I am looking into a center in Kansas that I can go to for treatment. Of course my fear is the cost. I am sure it will not be cheap. My parents ask me all the time what else can we be doing to get me better. Frankly, I don't have a clue. I don't know where to go or what to do next. I guess I need to try and get my husband or parents or a friend to help me figure this out. I just realized that I (the control freak) have done almost all of the research and really run this show with selecting doctors and cluing everyone else in on what is going on and how to try and fix it. My husband and dad did learn some from going with me to get my IV's in the beginning but I don't think they have ever really researched this disease. I am blessed to have as much support as I do but I guess I am actually admitting I could use some more. I would love for someone else to research all of this specific to me and suggest something. Sometimes I feel like I am pulling teeth and torturing friends and family, telling them about lyme, asking them to watch documentaries, etc...Anyways who knows what will happen next. I need to call or e-mail Kansas now. (It's called the Hansa Center for anyone who is interested)

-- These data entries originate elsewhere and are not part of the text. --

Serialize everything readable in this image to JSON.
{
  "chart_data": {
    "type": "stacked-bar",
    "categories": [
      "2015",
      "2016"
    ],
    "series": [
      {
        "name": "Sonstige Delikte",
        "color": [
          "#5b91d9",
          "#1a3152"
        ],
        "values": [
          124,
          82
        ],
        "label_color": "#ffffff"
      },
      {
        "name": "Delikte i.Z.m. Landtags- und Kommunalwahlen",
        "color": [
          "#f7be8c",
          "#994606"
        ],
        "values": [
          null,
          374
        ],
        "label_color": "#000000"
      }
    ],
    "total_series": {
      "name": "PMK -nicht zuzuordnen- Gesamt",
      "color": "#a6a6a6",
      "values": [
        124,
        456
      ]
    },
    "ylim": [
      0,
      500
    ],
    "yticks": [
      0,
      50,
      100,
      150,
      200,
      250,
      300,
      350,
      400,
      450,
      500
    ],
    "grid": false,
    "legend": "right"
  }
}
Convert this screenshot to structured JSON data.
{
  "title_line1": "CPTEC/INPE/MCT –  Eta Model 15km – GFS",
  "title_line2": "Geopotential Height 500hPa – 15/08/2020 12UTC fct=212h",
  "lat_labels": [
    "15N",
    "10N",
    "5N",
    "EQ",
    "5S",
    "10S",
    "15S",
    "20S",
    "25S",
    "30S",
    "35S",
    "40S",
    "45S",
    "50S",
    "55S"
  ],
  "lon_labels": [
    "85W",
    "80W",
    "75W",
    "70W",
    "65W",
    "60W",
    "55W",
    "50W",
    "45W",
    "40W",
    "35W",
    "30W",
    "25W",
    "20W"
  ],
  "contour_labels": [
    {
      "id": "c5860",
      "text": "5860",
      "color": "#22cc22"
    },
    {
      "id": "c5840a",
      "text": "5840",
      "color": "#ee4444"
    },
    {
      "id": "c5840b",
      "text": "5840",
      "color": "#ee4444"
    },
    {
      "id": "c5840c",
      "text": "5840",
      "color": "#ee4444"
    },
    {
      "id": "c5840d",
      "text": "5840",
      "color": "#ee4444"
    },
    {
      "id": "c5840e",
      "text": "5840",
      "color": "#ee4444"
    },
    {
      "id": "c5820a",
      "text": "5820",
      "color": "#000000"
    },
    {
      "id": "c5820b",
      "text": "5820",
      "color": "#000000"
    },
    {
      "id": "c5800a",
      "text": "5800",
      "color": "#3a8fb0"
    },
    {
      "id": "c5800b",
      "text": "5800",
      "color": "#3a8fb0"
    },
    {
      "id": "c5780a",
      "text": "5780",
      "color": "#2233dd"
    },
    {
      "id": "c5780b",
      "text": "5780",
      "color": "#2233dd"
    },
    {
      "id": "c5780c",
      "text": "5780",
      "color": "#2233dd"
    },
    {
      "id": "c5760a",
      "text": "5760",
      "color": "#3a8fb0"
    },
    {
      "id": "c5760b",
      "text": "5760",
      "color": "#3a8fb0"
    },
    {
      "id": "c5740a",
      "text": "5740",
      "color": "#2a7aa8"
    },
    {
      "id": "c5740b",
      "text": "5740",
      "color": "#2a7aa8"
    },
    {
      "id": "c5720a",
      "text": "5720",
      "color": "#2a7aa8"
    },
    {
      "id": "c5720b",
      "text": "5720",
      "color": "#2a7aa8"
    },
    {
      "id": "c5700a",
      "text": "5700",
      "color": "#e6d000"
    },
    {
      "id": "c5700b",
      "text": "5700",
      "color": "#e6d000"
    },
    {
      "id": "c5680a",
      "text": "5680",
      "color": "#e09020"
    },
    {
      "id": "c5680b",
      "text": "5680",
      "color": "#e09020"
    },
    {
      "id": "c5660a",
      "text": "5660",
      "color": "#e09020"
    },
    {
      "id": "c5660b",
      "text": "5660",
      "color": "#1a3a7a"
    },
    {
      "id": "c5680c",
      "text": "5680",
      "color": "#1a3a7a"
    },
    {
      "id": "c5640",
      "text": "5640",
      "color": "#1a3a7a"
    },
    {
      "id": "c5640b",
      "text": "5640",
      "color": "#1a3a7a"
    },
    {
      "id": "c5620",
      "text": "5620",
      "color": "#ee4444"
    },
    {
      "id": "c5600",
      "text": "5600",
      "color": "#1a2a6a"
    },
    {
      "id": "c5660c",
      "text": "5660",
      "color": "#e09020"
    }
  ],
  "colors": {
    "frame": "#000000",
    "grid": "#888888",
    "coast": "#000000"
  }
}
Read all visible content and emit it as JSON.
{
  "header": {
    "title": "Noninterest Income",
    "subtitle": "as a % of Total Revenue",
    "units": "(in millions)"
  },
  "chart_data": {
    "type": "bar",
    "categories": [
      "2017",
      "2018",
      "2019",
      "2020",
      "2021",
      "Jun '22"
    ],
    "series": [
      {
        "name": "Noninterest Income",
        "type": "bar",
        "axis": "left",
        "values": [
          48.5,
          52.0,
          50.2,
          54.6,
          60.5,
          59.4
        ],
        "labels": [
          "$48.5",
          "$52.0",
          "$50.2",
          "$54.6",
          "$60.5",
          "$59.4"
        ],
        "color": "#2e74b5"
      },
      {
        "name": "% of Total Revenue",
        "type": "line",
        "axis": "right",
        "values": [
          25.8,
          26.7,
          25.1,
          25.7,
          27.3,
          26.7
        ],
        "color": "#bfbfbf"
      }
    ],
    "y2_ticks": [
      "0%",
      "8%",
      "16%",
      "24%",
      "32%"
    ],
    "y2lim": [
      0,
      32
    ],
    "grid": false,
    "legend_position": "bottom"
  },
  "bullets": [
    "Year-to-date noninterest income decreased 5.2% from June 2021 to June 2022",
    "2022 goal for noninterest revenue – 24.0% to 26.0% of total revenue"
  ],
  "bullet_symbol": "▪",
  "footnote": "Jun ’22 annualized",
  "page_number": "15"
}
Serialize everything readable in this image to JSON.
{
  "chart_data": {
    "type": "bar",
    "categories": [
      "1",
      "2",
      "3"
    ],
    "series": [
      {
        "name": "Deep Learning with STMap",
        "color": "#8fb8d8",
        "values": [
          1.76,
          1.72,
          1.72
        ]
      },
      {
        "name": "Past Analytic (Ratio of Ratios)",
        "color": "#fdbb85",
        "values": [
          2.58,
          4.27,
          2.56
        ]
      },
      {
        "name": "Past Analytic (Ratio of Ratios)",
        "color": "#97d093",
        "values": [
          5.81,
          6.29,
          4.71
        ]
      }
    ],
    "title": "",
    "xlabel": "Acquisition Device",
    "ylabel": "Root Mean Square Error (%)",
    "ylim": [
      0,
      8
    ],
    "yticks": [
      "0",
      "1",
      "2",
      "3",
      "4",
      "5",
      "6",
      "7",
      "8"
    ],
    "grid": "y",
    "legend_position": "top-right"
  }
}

Well I guess that catches you up a little bit. Frustration has been my primary emotion lately and as you can tell I am physically getting my butt kicked again and I just am not sure what to do next. Just gonna keep moving forward one moment at a time. Lord knows this disease operates that way and I have gone from fine to bad in nothing flat. Just keep me and all the other lymies in your prayers. My heart breaks daily for everything that some of my friends are going through. From being severely physically ill to lack of money to no support...hang in there friends we will get through this.